Earlier this year, Meta released MusicGen, a musical AI model that could use text prompts to create 12-second samples. It turns out this was just the start of the tech giant’s ambitions in audio AI though.
Yesterday Meta announced AudioCraft, pitched as “generative AI for audio made simple and available to all”. It’s a framework that creates “high-quality, realistic audio and music from text-based user inputs” using three models.
MusicGen is one of them, alongside AudioGen (which makes sounds rather than music) and EnCodec, a decoder which Meta said “allows for higher quality music generation with fewer artifacts”.
All of this is being open sourced so that people can play with the models “for research purposes and to further people’s understanding of the technology”. Meta’s intention is that developers will be able to build their own sound and music generators (or compression algorithms) on top of AudioCraft.
Meta’s description of potential applications for these models is interesting. “Imagine a professional musician being able to explore new compositions without having to play a single note on an instrument,” it suggested. That’s a familiar usage for AI music models: the idea that they can be compositional or jamming tools for musicians.
However: “Or an indie game developer populating virtual worlds with realistic sound effects and ambient noise on a shoestring budget. Or a small business owner adding a soundtrack to their latest Instagram post with ease,” Meta’s blog post continued.
Neither is a new idea, but it’s a useful reminder that AI-generated music is going to be competing with human music in these areas: composers who might be hired or tracks that might be licensed for those games, and the library of commercial music that’s available for those social-media posts.
This isn’t new, and ‘compete’ does not mean ‘replace’ en masse. There will still be game syncs and original soundtracks, and plenty of businesses will want to use human music (from famous tracks to emerging artists – the latter being one of the focuses for TikTok’s Commercial Music Library for example) too.
AudioCraft and MusicGen, as well as Google’s MusicLM, seems certain to spur a new wave of experiments and products that make it easier than ever to produce ever-better-quality AI-generated music. Some of that will yield exciting assistive tools for human musicians, and some of it may give them competition worries.
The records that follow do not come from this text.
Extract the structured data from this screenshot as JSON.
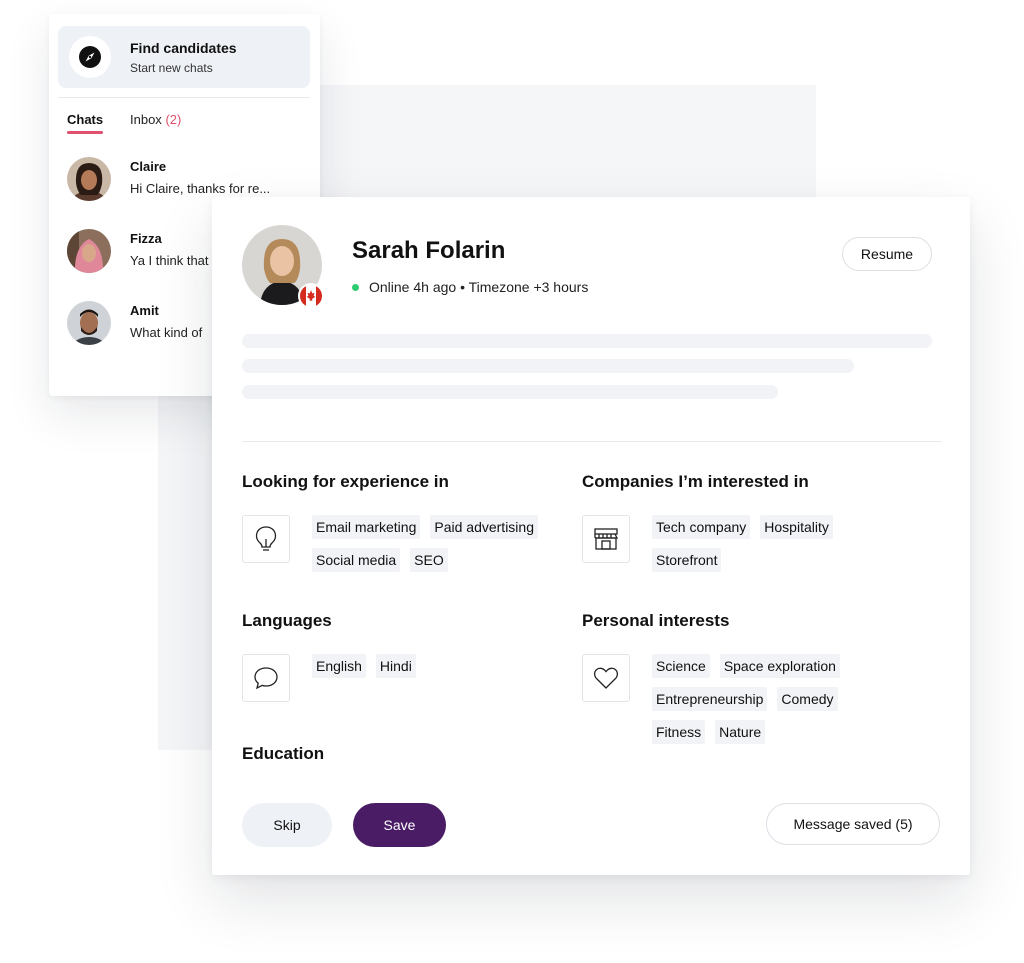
{
  "sidebar": {
    "find_title": "Find candidates",
    "find_subtitle": "Start new chats",
    "tab_chats": "Chats",
    "tab_inbox": "Inbox",
    "inbox_count": "(2)",
    "chats": [
      {
        "name": "Claire",
        "message": "Hi Claire, thanks for re..."
      },
      {
        "name": "Fizza",
        "message": "Ya I think that"
      },
      {
        "name": "Amit",
        "message": "What kind of"
      }
    ]
  },
  "profile": {
    "name": "Sarah Folarin",
    "status": "Online 4h ago • Timezone +3 hours",
    "resume_label": "Resume",
    "sections": {
      "experience": {
        "title": "Looking for experience in",
        "tags": [
          "Email marketing",
          "Paid advertising",
          "Social media",
          "SEO"
        ]
      },
      "companies": {
        "title": "Companies I’m interested in",
        "tags": [
          "Tech company",
          "Hospitality",
          "Storefront"
        ]
      },
      "languages": {
        "title": "Languages",
        "tags": [
          "English",
          "Hindi"
        ]
      },
      "interests": {
        "title": "Personal interests",
        "tags": [
          "Science",
          "Space exploration",
          "Entrepreneurship",
          "Comedy",
          "Fitness",
          "Nature"
        ]
      },
      "education": {
        "title": "Education"
      }
    },
    "actions": {
      "skip": "Skip",
      "save": "Save",
      "message_saved": "Message saved (5)"
    }
  },
  "colors": {
    "accent": "#e0506f",
    "save_button": "#4a1c66",
    "online": "#2ecc71"
  }
}
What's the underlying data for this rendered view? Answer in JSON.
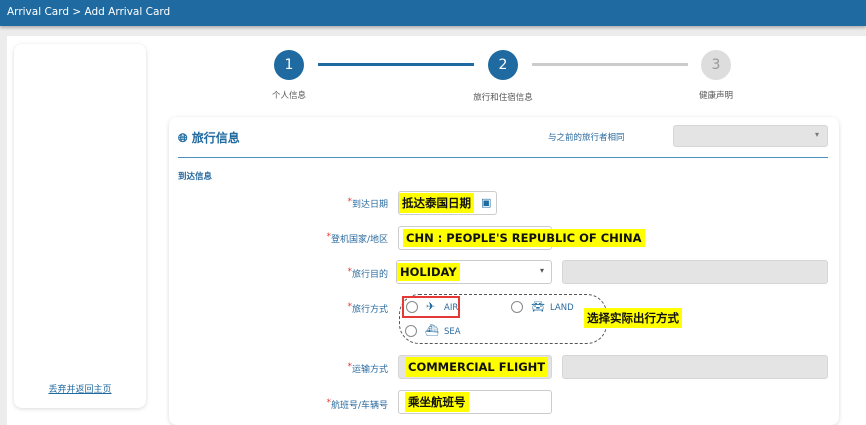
{
  "header": {
    "breadcrumb": "Arrival Card > Add Arrival Card"
  },
  "sidebar": {
    "back_link": "丢弃并返回主页"
  },
  "steps": [
    {
      "num": "1",
      "label": "个人信息"
    },
    {
      "num": "2",
      "label": "旅行和住宿信息"
    },
    {
      "num": "3",
      "label": "健康声明"
    }
  ],
  "section": {
    "title": "旅行信息",
    "same_as_label": "与之前的旅行者相同",
    "subtitle": "到达信息"
  },
  "form": {
    "arrival_date": {
      "label": "到达日期",
      "value": "抵达泰国日期"
    },
    "boarding_country": {
      "label": "登机国家/地区",
      "value": "CHN : PEOPLE'S REPUBLIC OF CHINA"
    },
    "purpose": {
      "label": "旅行目的",
      "value": "HOLIDAY"
    },
    "travel_mode": {
      "label": "旅行方式",
      "options": [
        "AIR",
        "LAND",
        "SEA"
      ],
      "note": "选择实际出行方式"
    },
    "transport": {
      "label": "运输方式",
      "value": "COMMERCIAL FLIGHT"
    },
    "flight_no": {
      "label": "航班号/车辆号",
      "value": "乘坐航班号"
    }
  },
  "colors": {
    "primary": "#1f6aa0",
    "highlight": "#ffff00"
  }
}
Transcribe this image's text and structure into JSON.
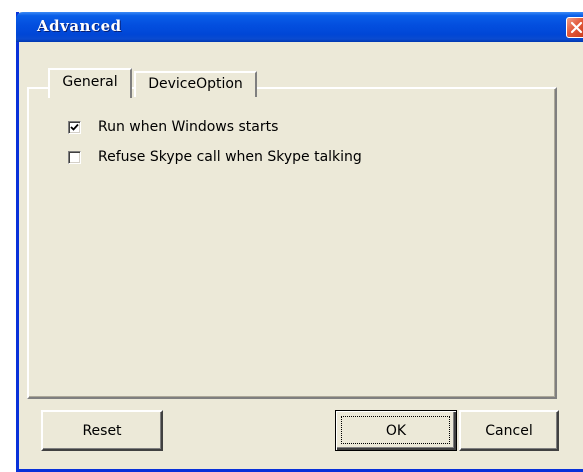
{
  "window": {
    "title": "Advanced",
    "close_icon": "close-icon"
  },
  "tabs": [
    {
      "label": "General",
      "selected": true
    },
    {
      "label": "DeviceOption",
      "selected": false
    }
  ],
  "general": {
    "options": [
      {
        "label": "Run when Windows starts",
        "checked": true
      },
      {
        "label": "Refuse Skype call when Skype talking",
        "checked": false
      }
    ]
  },
  "buttons": {
    "reset": "Reset",
    "ok": "OK",
    "cancel": "Cancel"
  },
  "colors": {
    "titlebar": "#0450e0",
    "dialog_bg": "#ece9d8",
    "close_button": "#e2593b"
  }
}
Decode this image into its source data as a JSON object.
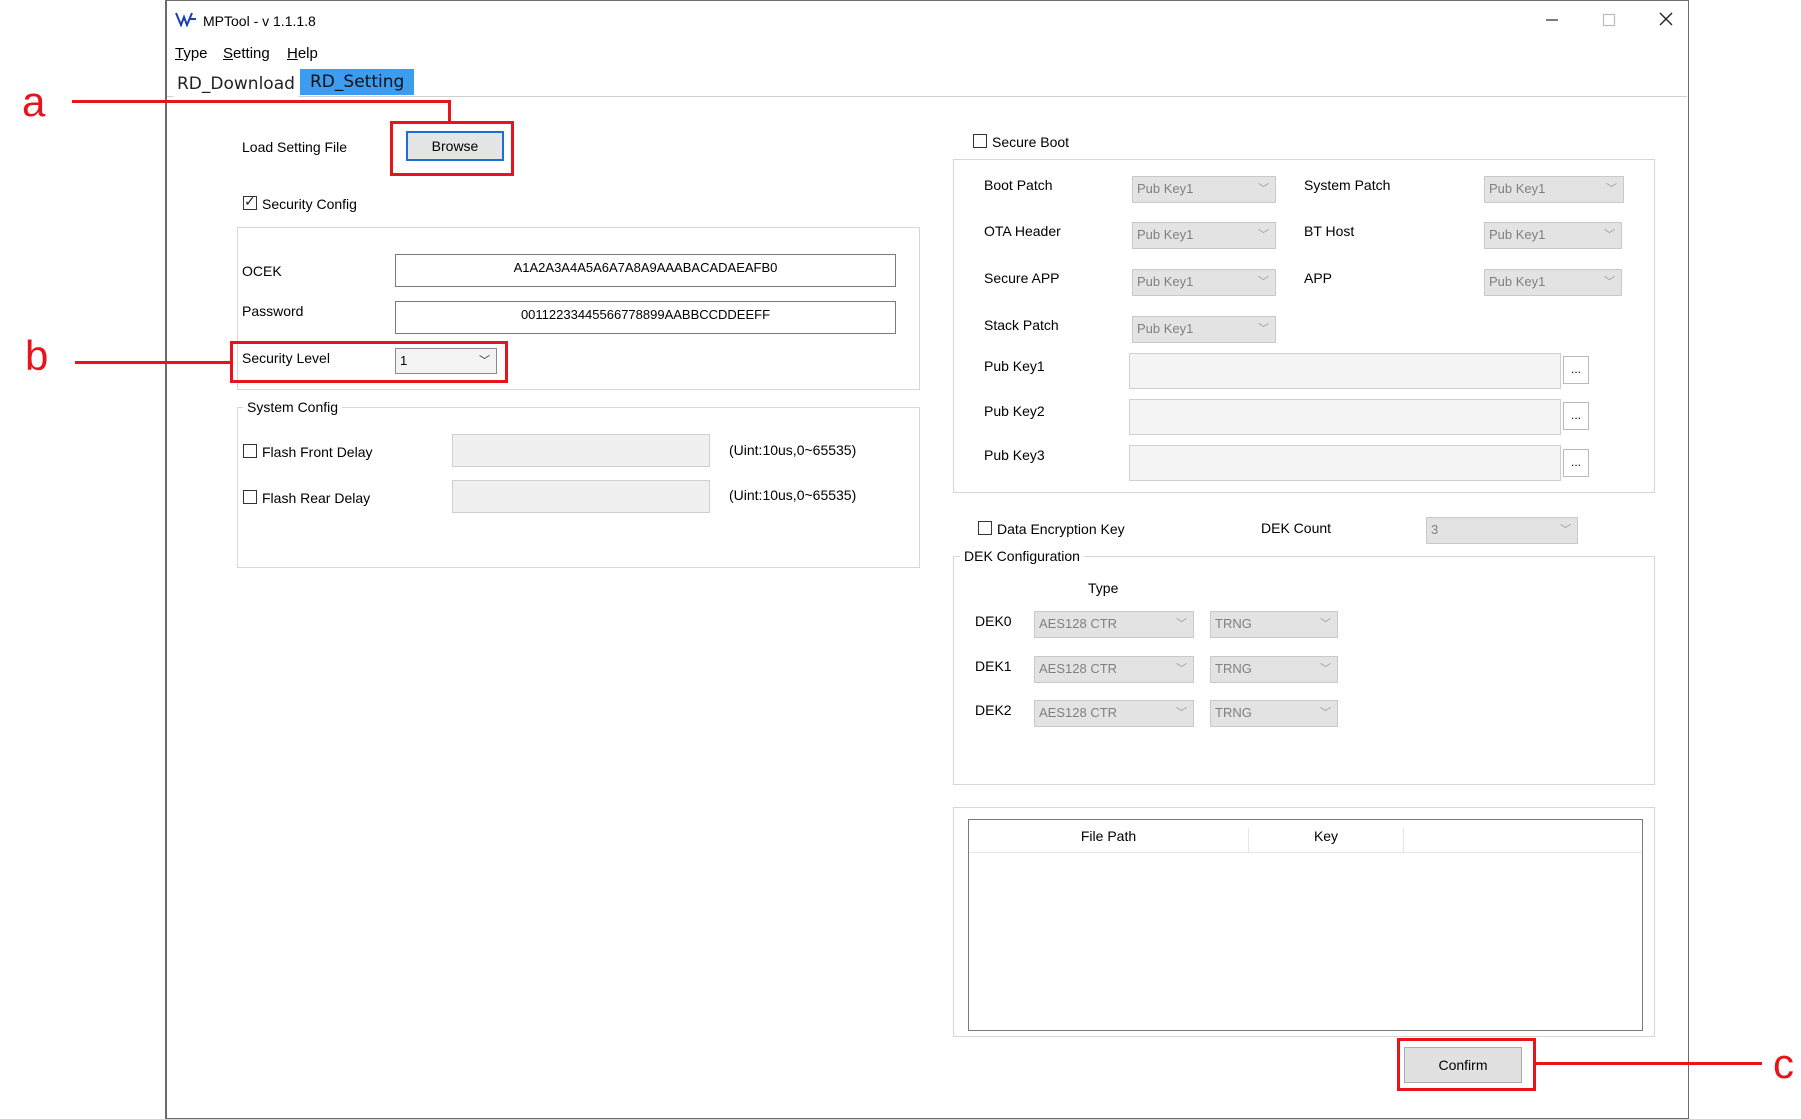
{
  "window": {
    "title": "MPTool - v 1.1.1.8",
    "icon": "mptool-logo-icon",
    "controls": [
      "–",
      "☐",
      "✕"
    ]
  },
  "menu": [
    {
      "label": "Type",
      "mnemonic": "T"
    },
    {
      "label": "Setting",
      "mnemonic": "S"
    },
    {
      "label": "Help",
      "mnemonic": "H"
    }
  ],
  "tabs": [
    {
      "label": "RD_Download",
      "selected": false
    },
    {
      "label": "RD_Setting",
      "selected": true
    }
  ],
  "left": {
    "load_setting_label": "Load Setting File",
    "browse_label": "Browse",
    "security_config": {
      "label": "Security Config",
      "checked": true
    },
    "ocek_label": "OCEK",
    "ocek_value": "A1A2A3A4A5A6A7A8A9AAABACADAEAFB0",
    "password_label": "Password",
    "password_value": "00112233445566778899AABBCCDDEEFF",
    "security_level_label": "Security Level",
    "security_level_value": "1",
    "system_config_label": "System Config",
    "flash_front_delay": {
      "label": "Flash Front Delay",
      "checked": false,
      "value": "",
      "hint": "(Uint:10us,0~65535)"
    },
    "flash_rear_delay": {
      "label": "Flash Rear Delay",
      "checked": false,
      "value": "",
      "hint": "(Uint:10us,0~65535)"
    }
  },
  "right": {
    "secure_boot": {
      "label": "Secure Boot",
      "checked": false
    },
    "boot_patch": {
      "label": "Boot Patch",
      "value": "Pub Key1"
    },
    "system_patch": {
      "label": "System Patch",
      "value": "Pub Key1"
    },
    "ota_header": {
      "label": "OTA Header",
      "value": "Pub Key1"
    },
    "bt_host": {
      "label": "BT Host",
      "value": "Pub Key1"
    },
    "secure_app": {
      "label": "Secure APP",
      "value": "Pub Key1"
    },
    "app": {
      "label": "APP",
      "value": "Pub Key1"
    },
    "stack_patch": {
      "label": "Stack Patch",
      "value": "Pub Key1"
    },
    "pub_keys": [
      {
        "label": "Pub Key1",
        "value": "",
        "button": "..."
      },
      {
        "label": "Pub Key2",
        "value": "",
        "button": "..."
      },
      {
        "label": "Pub Key3",
        "value": "",
        "button": "..."
      }
    ],
    "data_encryption_key": {
      "label": "Data Encryption Key",
      "checked": false
    },
    "dek_count_label": "DEK Count",
    "dek_count_value": "3",
    "dek_configuration_label": "DEK Configuration",
    "dek_type_header": "Type",
    "deks": [
      {
        "label": "DEK0",
        "algo": "AES128 CTR",
        "source": "TRNG"
      },
      {
        "label": "DEK1",
        "algo": "AES128 CTR",
        "source": "TRNG"
      },
      {
        "label": "DEK2",
        "algo": "AES128 CTR",
        "source": "TRNG"
      }
    ],
    "table_headers": [
      "File Path",
      "Key"
    ],
    "confirm_label": "Confirm"
  },
  "callouts": {
    "a": "a",
    "b": "b",
    "c": "c"
  },
  "colors": {
    "annotation_red": "#e8141c",
    "selected_tab": "#3c9cf0",
    "browse_border": "#1f6fd1"
  }
}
As ever, it boils down to the fact that the technology itself is just technology. It’s the decisions humans make about how to train it (Meta stressed again in its AudioCraft announcement that MusicGen was “trained with Meta-owned and specifically licensed music” on that front) and what to do with it once it’s developed that matter.
Recent history shows enough terrible decisions made by humans to make that not exactly reassuring. But that’s what should govern the music industry’s approach to AI now.
Driven by some of the biggest tech giants on earth, AI music technology is advancing rapidly. It’s encouraging (yes alright, sometimes with a regulatory stick) humans to do good things with it that’s the key challenge.